Glycerin on the other hand is also a preservative, but it doesn’t last as long as alcohol. A glycerin tincture will usually last around 1 year. Another downside to glycerin is that it has a harder time extracting the properties of herbs so it’s better to make glycerin tinctures using some heat. Glycerin on the upside does flavor your tincture nicely and it doesn’t affect blood sugar levels so if you give this kind of tincture to you kid, he’s not going to be jumping off the walls 30 minutes later.
Like I said, I make both. The man and I take the alcohol one, and I give the kids a 50/50 mix of alcohol and glycerin… well maybe more like a 40/60 mix.
The reason I mix the kids has nothing to do with the alcohol. I don’t have aversions to alcohol in anyway, and giving my kids tinctures made with alcohol isn’t going to harm them. It’s not like they’re drinking the tincture. Gross! I guarantee you if your kid took a swig of most herbal alcohol tinctures, he’d spit it right back out. They’re not delicious or anything. The reason I mix it is for the taste. The glycerin sweetens it and my kids will take this tincture straight in their mouth this way… no fussing about it.
Making A Tincture
There’s not much to say about how to make a tincture in this post because I’ve already outlined it all here on the Using Herbs page – Making Tinctures, Glycerites & Vinegars. Just follow the steps, and in the end you’ll have a tincture. They’re super easy. Just try it once, and you’ll see!

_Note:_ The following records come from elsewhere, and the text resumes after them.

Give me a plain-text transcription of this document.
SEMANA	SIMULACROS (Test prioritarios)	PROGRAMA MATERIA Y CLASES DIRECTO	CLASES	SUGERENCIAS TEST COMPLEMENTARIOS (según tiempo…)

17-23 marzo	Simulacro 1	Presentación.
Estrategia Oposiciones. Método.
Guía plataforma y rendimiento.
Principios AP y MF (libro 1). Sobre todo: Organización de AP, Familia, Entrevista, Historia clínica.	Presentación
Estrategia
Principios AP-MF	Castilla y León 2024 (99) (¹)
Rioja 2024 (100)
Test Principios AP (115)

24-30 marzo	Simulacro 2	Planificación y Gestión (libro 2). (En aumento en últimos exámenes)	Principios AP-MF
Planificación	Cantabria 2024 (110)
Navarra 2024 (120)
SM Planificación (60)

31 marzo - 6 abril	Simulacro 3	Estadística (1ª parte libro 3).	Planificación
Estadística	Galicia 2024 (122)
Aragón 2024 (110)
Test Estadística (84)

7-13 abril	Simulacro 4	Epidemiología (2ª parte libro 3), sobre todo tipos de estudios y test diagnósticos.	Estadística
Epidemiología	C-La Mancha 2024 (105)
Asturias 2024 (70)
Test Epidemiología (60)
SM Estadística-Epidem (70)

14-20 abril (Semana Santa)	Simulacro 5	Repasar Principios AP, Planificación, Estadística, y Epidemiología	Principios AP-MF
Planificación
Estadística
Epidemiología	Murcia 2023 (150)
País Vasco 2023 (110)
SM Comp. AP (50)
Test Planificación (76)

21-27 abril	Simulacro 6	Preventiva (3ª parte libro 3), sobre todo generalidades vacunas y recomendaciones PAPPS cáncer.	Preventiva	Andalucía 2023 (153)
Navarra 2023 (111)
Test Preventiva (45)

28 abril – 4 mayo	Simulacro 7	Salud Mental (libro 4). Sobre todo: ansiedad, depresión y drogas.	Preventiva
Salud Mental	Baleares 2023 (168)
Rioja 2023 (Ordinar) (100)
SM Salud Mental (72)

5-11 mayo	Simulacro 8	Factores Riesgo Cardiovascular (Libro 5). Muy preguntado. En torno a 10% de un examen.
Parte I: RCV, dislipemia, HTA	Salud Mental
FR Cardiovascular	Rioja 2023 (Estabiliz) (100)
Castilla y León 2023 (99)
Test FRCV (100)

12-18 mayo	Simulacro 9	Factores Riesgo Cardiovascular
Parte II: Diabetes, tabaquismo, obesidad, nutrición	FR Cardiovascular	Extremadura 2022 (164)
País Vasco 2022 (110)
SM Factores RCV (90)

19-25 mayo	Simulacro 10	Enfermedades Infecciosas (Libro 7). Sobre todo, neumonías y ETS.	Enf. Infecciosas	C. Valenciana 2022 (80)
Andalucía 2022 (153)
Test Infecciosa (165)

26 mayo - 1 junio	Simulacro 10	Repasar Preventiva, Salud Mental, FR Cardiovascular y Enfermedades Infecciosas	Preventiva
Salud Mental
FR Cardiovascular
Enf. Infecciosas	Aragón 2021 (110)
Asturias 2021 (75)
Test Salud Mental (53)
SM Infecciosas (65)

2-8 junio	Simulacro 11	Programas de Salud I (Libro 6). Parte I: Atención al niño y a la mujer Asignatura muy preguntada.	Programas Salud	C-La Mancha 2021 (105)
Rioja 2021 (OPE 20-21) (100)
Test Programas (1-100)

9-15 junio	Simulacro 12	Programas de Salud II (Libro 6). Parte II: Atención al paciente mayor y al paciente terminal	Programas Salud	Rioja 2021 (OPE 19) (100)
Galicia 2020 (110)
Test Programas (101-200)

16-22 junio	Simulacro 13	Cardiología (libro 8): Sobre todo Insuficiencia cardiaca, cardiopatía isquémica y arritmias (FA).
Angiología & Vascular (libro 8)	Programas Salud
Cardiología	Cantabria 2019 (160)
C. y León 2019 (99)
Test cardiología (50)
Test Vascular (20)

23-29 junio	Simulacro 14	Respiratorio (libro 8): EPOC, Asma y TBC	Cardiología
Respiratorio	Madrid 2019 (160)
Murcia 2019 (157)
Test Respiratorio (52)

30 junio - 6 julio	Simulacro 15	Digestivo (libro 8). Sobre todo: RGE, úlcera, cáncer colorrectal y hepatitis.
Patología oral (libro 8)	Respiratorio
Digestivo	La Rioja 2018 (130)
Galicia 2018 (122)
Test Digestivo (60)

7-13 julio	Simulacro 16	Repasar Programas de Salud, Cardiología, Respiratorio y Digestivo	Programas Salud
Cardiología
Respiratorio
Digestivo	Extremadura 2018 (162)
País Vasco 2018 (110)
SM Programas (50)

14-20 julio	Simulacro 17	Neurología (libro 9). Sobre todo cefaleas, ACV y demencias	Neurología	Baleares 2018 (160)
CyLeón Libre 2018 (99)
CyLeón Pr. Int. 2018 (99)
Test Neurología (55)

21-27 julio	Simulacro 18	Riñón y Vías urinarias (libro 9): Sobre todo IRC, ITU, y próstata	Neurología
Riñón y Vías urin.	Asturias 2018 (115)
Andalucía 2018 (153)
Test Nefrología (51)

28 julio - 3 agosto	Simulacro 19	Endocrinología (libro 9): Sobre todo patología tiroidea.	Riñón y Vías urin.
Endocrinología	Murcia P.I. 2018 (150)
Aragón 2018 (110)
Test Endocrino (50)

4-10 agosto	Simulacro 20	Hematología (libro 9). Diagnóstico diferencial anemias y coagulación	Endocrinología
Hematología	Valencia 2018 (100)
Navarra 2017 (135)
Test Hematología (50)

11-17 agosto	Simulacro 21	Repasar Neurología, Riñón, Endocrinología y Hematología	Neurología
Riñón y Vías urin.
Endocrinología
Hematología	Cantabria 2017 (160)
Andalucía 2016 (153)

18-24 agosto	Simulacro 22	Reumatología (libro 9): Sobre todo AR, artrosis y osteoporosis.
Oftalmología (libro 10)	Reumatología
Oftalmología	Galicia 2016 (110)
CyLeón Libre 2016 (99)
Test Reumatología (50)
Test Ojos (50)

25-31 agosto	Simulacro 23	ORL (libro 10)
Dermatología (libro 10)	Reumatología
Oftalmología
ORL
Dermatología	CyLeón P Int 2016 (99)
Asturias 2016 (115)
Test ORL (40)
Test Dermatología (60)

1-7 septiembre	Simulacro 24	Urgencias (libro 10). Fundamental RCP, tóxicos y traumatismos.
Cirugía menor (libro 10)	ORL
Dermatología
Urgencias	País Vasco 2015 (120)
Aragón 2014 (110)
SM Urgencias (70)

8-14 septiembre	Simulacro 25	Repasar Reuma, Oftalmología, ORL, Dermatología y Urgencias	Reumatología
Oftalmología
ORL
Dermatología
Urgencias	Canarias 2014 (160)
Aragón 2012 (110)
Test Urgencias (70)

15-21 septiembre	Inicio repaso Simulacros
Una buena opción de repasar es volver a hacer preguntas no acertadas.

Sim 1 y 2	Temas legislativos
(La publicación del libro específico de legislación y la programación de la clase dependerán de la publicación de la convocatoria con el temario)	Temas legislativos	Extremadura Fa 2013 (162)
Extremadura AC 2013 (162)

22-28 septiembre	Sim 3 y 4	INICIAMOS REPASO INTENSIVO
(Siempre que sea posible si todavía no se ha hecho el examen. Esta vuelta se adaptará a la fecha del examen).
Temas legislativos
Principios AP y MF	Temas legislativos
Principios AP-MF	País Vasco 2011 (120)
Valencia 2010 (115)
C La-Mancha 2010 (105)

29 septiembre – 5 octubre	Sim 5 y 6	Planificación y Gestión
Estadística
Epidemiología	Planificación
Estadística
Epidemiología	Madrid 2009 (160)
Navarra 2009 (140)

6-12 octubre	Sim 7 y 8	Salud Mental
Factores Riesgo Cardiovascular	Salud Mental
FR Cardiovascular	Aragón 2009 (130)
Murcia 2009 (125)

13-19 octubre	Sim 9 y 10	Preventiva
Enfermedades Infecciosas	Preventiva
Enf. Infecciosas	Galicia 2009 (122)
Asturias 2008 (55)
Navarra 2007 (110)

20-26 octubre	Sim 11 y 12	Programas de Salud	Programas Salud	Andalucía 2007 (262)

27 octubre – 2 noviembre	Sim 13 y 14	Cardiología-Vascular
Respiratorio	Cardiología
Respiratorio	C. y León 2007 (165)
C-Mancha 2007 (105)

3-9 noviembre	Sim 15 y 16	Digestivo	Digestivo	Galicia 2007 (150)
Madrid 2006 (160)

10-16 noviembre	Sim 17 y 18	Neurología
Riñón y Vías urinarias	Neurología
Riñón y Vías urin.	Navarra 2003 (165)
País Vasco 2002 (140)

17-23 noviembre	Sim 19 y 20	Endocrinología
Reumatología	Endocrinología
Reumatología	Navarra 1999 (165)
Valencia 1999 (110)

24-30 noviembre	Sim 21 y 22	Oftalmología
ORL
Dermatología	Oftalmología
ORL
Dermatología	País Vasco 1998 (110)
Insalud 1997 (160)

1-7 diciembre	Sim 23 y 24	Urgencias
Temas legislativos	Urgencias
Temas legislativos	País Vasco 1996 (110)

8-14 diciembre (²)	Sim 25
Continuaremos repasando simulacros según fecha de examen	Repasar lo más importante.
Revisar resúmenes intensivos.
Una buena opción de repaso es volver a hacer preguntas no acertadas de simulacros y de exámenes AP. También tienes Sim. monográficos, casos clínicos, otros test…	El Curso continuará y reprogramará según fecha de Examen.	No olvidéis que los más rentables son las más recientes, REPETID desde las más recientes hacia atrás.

How To Take Your Immune Boosting Tincture
When it comes to actually using your tincture, you’ll need to start taking it as soon as you want to start stimulating the immune system to work… like when a cold is going around or when official flu season starts and cases of it have been reported in your area.
The preventative dose I usually take is 1 dropperful 3 times a day… my kids get half that.
An active does (what I’d take when I started actually showing symptoms of a cold) would be 1 dropperful every 2 hours for the first day, then moving down to 1 dropperful every 4 hours the next day, and back to 1 dropperful 3 times a day from the third day on… again giving my kids half that does at the same frequency.